Daily Reflection

From a Creighton Student's Perspective

June 3, 2012
by

Joel Fuchs

Senior, Biology Major

Solemnity of the Most Holy Trinity
Deut 4:32-34, 39-40
Ps 33:4-5, 6+9, 18-19, 20+22
Rom 8:14-17
Matt 28:16-20

“For you did not receive a spirit of slavery to fall back into fear, but you received a Spirit of adoption, through whom we cry, "Abba, Father!" -Romans 8: 15

The second reading today describes finding comfortability with God. Sometimes we don’t feel worthy, we get confused, or maybe we feel that we don’t need God. For me these natural feelings can cause me to feel like a stranger to God, or perhaps even a “spirit of slavery.” When I read this term, an image pops into my head of a person with shackles lying in a dark dungeon. This person lives everyday in darkness and suffering but one day has a visitor. The approach of this visitor causes a frightening feeling for the prisoner because he is so used to being harassed by guards and unpleasant people. It is the prisoner’s own worry and feeling of unworthiness that causes this fright, much like worry and unworthiness can cause us to fear God and fear the faith to let him in. It is only until that visitor approaches the dungeon bars, opens the door, and unshackles the prisoner that the prisoner realizes the visitor should not be feared, but be thanked and loved. This feeling comes from opening ourselves and realizing that we are children of God, and he is there to carry our burdens and break our chains.

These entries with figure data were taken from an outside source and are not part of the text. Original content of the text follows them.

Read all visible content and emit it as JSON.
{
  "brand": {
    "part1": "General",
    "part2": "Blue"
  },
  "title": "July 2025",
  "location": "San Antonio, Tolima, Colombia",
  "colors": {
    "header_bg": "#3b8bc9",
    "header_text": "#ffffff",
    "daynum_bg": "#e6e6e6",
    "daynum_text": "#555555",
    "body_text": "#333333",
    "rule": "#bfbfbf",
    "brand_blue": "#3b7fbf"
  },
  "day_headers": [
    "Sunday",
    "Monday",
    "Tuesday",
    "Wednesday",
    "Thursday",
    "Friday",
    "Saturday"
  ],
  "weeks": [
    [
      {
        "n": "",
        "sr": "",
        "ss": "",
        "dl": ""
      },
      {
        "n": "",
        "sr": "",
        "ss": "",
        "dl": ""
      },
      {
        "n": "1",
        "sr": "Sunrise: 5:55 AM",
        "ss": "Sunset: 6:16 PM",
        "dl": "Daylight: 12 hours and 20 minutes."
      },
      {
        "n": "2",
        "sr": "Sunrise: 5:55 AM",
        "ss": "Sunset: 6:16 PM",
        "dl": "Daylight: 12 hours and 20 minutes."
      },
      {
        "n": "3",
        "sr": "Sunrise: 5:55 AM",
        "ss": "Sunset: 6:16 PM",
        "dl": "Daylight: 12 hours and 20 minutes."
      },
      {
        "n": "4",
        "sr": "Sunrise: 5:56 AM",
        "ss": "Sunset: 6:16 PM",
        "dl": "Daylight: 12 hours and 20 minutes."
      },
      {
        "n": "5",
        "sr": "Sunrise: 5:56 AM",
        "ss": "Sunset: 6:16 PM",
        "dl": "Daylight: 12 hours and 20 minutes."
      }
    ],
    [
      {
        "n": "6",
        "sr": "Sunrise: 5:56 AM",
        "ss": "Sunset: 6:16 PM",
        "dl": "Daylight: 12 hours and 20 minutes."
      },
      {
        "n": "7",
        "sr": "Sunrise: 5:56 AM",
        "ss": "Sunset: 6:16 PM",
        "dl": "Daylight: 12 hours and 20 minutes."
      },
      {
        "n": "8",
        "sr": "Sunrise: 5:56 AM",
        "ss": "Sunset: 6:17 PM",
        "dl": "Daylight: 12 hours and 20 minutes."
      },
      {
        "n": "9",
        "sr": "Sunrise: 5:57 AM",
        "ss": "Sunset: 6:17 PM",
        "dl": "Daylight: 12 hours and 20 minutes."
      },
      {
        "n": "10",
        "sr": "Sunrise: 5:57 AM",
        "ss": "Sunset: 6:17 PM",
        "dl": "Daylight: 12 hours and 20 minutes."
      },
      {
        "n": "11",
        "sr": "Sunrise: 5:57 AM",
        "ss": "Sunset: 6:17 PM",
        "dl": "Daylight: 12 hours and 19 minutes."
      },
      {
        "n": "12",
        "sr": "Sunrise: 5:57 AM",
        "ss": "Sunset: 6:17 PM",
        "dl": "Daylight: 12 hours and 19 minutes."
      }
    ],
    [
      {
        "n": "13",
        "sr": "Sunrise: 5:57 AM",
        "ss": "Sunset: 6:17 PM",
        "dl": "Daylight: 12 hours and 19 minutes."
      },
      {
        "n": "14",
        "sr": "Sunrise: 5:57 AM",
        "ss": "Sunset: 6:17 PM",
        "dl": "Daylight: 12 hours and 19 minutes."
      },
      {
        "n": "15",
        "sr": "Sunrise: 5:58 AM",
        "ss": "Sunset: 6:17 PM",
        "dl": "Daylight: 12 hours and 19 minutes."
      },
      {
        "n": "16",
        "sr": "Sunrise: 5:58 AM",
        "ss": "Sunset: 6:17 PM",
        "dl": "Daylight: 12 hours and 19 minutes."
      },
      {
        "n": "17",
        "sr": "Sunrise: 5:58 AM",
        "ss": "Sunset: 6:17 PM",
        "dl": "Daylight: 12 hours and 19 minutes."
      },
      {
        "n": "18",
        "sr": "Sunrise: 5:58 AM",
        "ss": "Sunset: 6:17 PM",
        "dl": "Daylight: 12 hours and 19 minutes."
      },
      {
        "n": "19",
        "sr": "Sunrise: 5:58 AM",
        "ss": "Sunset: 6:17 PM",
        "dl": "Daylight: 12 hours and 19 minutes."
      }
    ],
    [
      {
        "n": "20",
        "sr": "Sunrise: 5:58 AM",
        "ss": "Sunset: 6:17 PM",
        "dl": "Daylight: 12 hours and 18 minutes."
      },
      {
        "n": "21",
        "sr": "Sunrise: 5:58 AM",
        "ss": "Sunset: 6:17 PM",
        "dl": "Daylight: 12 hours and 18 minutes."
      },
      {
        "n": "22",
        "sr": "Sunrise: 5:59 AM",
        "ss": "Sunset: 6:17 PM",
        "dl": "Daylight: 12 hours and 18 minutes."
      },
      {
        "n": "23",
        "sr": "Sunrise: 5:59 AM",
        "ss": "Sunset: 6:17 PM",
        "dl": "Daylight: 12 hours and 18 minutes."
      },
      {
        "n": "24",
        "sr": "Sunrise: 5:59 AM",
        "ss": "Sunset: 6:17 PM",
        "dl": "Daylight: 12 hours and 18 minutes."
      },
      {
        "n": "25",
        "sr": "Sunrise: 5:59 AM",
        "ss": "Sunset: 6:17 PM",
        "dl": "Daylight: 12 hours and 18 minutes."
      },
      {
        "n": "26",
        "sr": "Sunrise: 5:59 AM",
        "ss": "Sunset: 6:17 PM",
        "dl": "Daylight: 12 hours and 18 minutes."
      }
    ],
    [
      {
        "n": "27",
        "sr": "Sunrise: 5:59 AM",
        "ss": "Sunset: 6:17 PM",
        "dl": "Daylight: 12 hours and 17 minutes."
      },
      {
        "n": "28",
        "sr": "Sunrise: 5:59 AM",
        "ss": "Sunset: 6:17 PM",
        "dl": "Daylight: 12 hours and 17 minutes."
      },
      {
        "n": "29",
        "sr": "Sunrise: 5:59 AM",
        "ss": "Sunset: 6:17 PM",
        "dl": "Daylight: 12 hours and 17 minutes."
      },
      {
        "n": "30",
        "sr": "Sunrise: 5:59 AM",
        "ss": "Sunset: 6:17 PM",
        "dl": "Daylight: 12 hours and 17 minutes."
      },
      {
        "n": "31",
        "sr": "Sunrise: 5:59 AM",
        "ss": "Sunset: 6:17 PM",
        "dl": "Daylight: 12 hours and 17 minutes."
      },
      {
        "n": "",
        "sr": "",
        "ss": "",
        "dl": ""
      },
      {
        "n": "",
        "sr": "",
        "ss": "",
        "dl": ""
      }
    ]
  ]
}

Recently, I had an encounter that reaffirmed where God fit into my life. I just returned from a ten-day visit to the Dominican Republic with a good friend who had been there numerous times in the past. We spent much of the time visiting families in rural campos completely immersed in the Spanish language and Dominican culture. My friend, Nick, being fluent in Spanish and having met many of the families before was at ease the entire time. I had a much different experience. I spent the first night in the campo wide awake thinking, “Why am I here? I could be back in Nebraska comfortably spending time with my family, but instead I have thrown myself into an extremely uncomfortable, awkward situation where I don’t belong!” I woke up the next morning quite demoralized. It was only until I pushed through the next day that things began to get much better. I met people and made relationships that I will never forget, and it was only after that I realized God had touched me in that personal darkness. I realized that it takes uncomfortable situations like that for me to notice that God is right by my side to make me feel at home. While different for each person, I think these encounters help us to realize that we are children of God rather than his slaves.